A me pare che sia piuttosto difficile che l’offensiva Ucraina sia risolutiva, sicuramente costerà molto dal punto di vista di perdite di vite umane sia per gli ucraini che per i russi, ma difficilmente sarà una svolta decisiva nella guerra, non vedo le reali possibilità sul campo, questo significa che ci troviamo difronte a un’ostilità senza fine e che se non si costruiscono possibilità di via d’uscita negoziale rischia di divenire un conflitto permanente sempre sull’orlo del peggioramento, sempre sull’orlo di un allargamento, di un risvolto più drammatico.

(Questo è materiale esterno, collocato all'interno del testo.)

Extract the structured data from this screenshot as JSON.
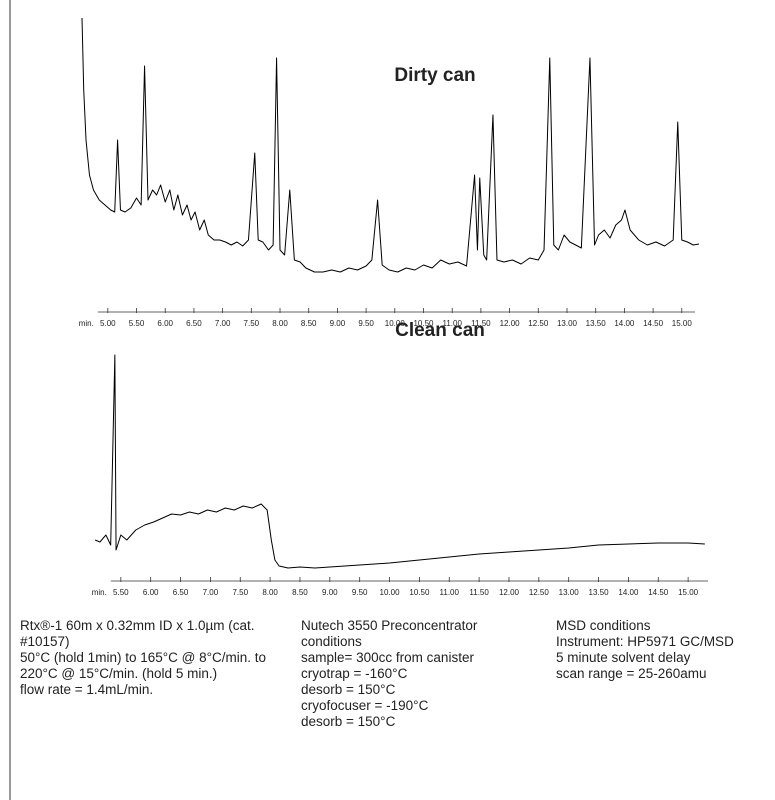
{
  "chart_data": [
    {
      "type": "line",
      "title": "Dirty can",
      "x_label": "min.",
      "color": "#000000",
      "xlim": [
        4.55,
        15.3
      ],
      "ylim": [
        0,
        275
      ],
      "xticks": [
        {
          "value": 5,
          "label": "5.00"
        },
        {
          "value": 5.5,
          "label": "5.50"
        },
        {
          "value": 6,
          "label": "6.00"
        },
        {
          "value": 6.5,
          "label": "6.50"
        },
        {
          "value": 7,
          "label": "7.00"
        },
        {
          "value": 7.5,
          "label": "7.50"
        },
        {
          "value": 8,
          "label": "8.00"
        },
        {
          "value": 8.5,
          "label": "8.50"
        },
        {
          "value": 9,
          "label": "9.00"
        },
        {
          "value": 9.5,
          "label": "9.50"
        },
        {
          "value": 10,
          "label": "10.00"
        },
        {
          "value": 10.5,
          "label": "10.50"
        },
        {
          "value": 11,
          "label": "11.00"
        },
        {
          "value": 11.5,
          "label": "11.50"
        },
        {
          "value": 12,
          "label": "12.00"
        },
        {
          "value": 12.5,
          "label": "12.50"
        },
        {
          "value": 13,
          "label": "13.00"
        },
        {
          "value": 13.5,
          "label": "13.50"
        },
        {
          "value": 14,
          "label": "14.00"
        },
        {
          "value": 14.5,
          "label": "14.50"
        },
        {
          "value": 15,
          "label": "15.00"
        }
      ],
      "x": [
        4.55,
        4.58,
        4.62,
        4.68,
        4.75,
        4.85,
        4.95,
        5.05,
        5.12,
        5.17,
        5.22,
        5.3,
        5.4,
        5.5,
        5.58,
        5.64,
        5.7,
        5.78,
        5.85,
        5.92,
        6.0,
        6.08,
        6.15,
        6.22,
        6.3,
        6.38,
        6.45,
        6.52,
        6.6,
        6.68,
        6.75,
        6.85,
        6.95,
        7.05,
        7.15,
        7.25,
        7.35,
        7.45,
        7.56,
        7.62,
        7.7,
        7.8,
        7.88,
        7.94,
        8.0,
        8.08,
        8.17,
        8.25,
        8.35,
        8.45,
        8.6,
        8.75,
        8.9,
        9.05,
        9.2,
        9.35,
        9.5,
        9.6,
        9.7,
        9.78,
        9.9,
        10.05,
        10.2,
        10.35,
        10.5,
        10.65,
        10.8,
        10.95,
        11.1,
        11.25,
        11.39,
        11.44,
        11.48,
        11.55,
        11.6,
        11.71,
        11.78,
        11.9,
        12.05,
        12.2,
        12.35,
        12.5,
        12.6,
        12.7,
        12.77,
        12.85,
        12.95,
        13.05,
        13.15,
        13.25,
        13.4,
        13.48,
        13.55,
        13.65,
        13.75,
        13.85,
        13.95,
        14.01,
        14.1,
        14.25,
        14.4,
        14.55,
        14.7,
        14.85,
        14.93,
        15.0,
        15.1,
        15.2,
        15.3
      ],
      "values": [
        272,
        200,
        150,
        115,
        100,
        90,
        85,
        80,
        78,
        150,
        80,
        78,
        82,
        92,
        85,
        224,
        90,
        100,
        95,
        105,
        88,
        100,
        80,
        95,
        75,
        85,
        70,
        78,
        60,
        70,
        55,
        50,
        50,
        48,
        45,
        48,
        44,
        50,
        137,
        50,
        48,
        40,
        45,
        232,
        40,
        35,
        100,
        30,
        28,
        22,
        18,
        18,
        20,
        18,
        22,
        20,
        24,
        30,
        90,
        25,
        20,
        18,
        22,
        20,
        25,
        22,
        30,
        26,
        28,
        24,
        115,
        40,
        112,
        35,
        30,
        175,
        30,
        28,
        30,
        26,
        32,
        30,
        40,
        232,
        45,
        40,
        55,
        48,
        45,
        42,
        232,
        45,
        55,
        60,
        52,
        65,
        70,
        80,
        60,
        50,
        45,
        48,
        44,
        50,
        168,
        50,
        48,
        45,
        46
      ]
    },
    {
      "type": "line",
      "title": "Clean can",
      "x_label": "min.",
      "color": "#000000",
      "xlim": [
        4.9,
        15.4
      ],
      "ylim": [
        0,
        235
      ],
      "xticks": [
        {
          "value": 5.5,
          "label": "5.50"
        },
        {
          "value": 6,
          "label": "6.00"
        },
        {
          "value": 6.5,
          "label": "6.50"
        },
        {
          "value": 7,
          "label": "7.00"
        },
        {
          "value": 7.5,
          "label": "7.50"
        },
        {
          "value": 8,
          "label": "8.00"
        },
        {
          "value": 8.5,
          "label": "8.50"
        },
        {
          "value": 9,
          "label": "9.00"
        },
        {
          "value": 9.5,
          "label": "9.50"
        },
        {
          "value": 10,
          "label": "10.00"
        },
        {
          "value": 10.5,
          "label": "10.50"
        },
        {
          "value": 11,
          "label": "11.00"
        },
        {
          "value": 11.5,
          "label": "11.50"
        },
        {
          "value": 12,
          "label": "12.00"
        },
        {
          "value": 12.5,
          "label": "12.50"
        },
        {
          "value": 13,
          "label": "13.00"
        },
        {
          "value": 13.5,
          "label": "13.50"
        },
        {
          "value": 14,
          "label": "14.00"
        },
        {
          "value": 14.5,
          "label": "14.50"
        },
        {
          "value": 15,
          "label": "15.00"
        }
      ],
      "x": [
        5.07,
        5.15,
        5.25,
        5.33,
        5.4,
        5.42,
        5.5,
        5.6,
        5.75,
        5.9,
        6.05,
        6.2,
        6.35,
        6.5,
        6.65,
        6.8,
        6.95,
        7.1,
        7.25,
        7.4,
        7.55,
        7.7,
        7.85,
        7.95,
        8.02,
        8.08,
        8.15,
        8.3,
        8.5,
        8.75,
        9.0,
        9.5,
        10.0,
        10.5,
        11.0,
        11.5,
        12.0,
        12.5,
        13.0,
        13.5,
        14.0,
        14.5,
        15.0,
        15.28
      ],
      "values": [
        40,
        38,
        45,
        35,
        225,
        30,
        45,
        40,
        50,
        55,
        58,
        62,
        66,
        65,
        68,
        66,
        70,
        68,
        72,
        70,
        74,
        72,
        76,
        70,
        40,
        20,
        14,
        12,
        13,
        12,
        13,
        15,
        17,
        20,
        23,
        26,
        28,
        30,
        32,
        35,
        36,
        37,
        37,
        36
      ]
    }
  ],
  "conditions": [
    [
      "Rtx®-1 60m x 0.32mm ID x 1.0µm (cat. #10157)",
      "50°C (hold 1min) to 165°C @ 8°C/min. to 220°C @ 15°C/min. (hold 5 min.)",
      "flow rate = 1.4mL/min."
    ],
    [
      "Nutech 3550 Preconcentrator conditions",
      "sample= 300cc from canister",
      "cryotrap = -160°C",
      "desorb = 150°C",
      "cryofocuser = -190°C",
      "desorb = 150°C"
    ],
    [
      "MSD conditions",
      "Instrument: HP5971 GC/MSD",
      "5 minute solvent delay",
      "scan range = 25-260amu"
    ]
  ]
}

Ecco, io credo che questa sia una situazione di stallo permanente e sanguinoso, ragion per cui occorre iniziare a pensare a una soluzione, quello che, in questo momento, l’Europa e la Nato non stanno facendo.
Entriamo, quindi, in altro tema da lei affrontato nel suo libro: l’importanza della diplomazia e della politica.
Si dice che la prima vittima di ogni guerra è la verità, ma la prima vittima è proprio la diplomazia.
La diplomazia è l’arte del dialogo e del confronto.
Devono esserci delle rinunce in nome del mantenimento della pace: è questo che è saltato.
In realtà, è saltato dal 2014 con questa guerra civile che ha sanguinato l’Ucraina orientale e che non è stata colta dalla diplomazia europea come qualcosa su cui intervenire ed è degenerata fino alla sciagurata aggressione Russa.
Insomma, è un fallimento della diplomazia da prima.
La diplomazia è anche la capacità di cogliere elementi di tensione che possono sfociare in conflitti quindi, essa deve essere preventiva e non successiva.
Passiamo al fotogiornalismo, quant’è fondamentale in queste come in altre circostanze e fino a che punto ci si può spingere nella divulgazione delle immagini.
Penso che conti molto la deontologia professionale.
In generale ho sempre pensato di essere dall’altra parte della telecamera e che non mi piacerebbe essere ripreso mentre sto mendicando un pezzo di pane, ho cercato, attimo per attimo, di avere questa morale dell’immagine, poi dipende molto quando le immagini sono trasmesse.
Trasmettere un servizio all’ora di cena e sapere che entri nella case in cui ci sono bambini e anziani, insomma.. certo, se vai in onda a una certa ora della notte è diverso.
Non si può scrivere un manuale però sono necessarie pietà nei confronti di corpi senza vita.
Si tratta di entrare in una realtà in punta di piedi senza rinunciare a raccontarla: questa miscela fa un buon utilizzo delle immagini.
Mesi fa c’è stato un appello per la liberazione del collega americano di origini russe Evan Gershkowich del Wall Strett Journal arrestato in Russia. Vuole dirci qualcosa?
La libertà di stampa è un bene prezioso e deve essere rispettato, ovunque, non mi riferisco solo ad Evan Gershkowich o a Julian Assange: è un valore universale.
Sappiamo bene che in alcuni Paesi essere giornalisti significa rischiare la vita ogni giorno, si pensi al Messico.
In Italia la condanna più grossa che pesa sul giornalista è la querela che si associa al doversi adattare al conformismo, sono quindi situazioni diverse.
La libertà di stampa è un bene a cui non dobbiamo rinunciare.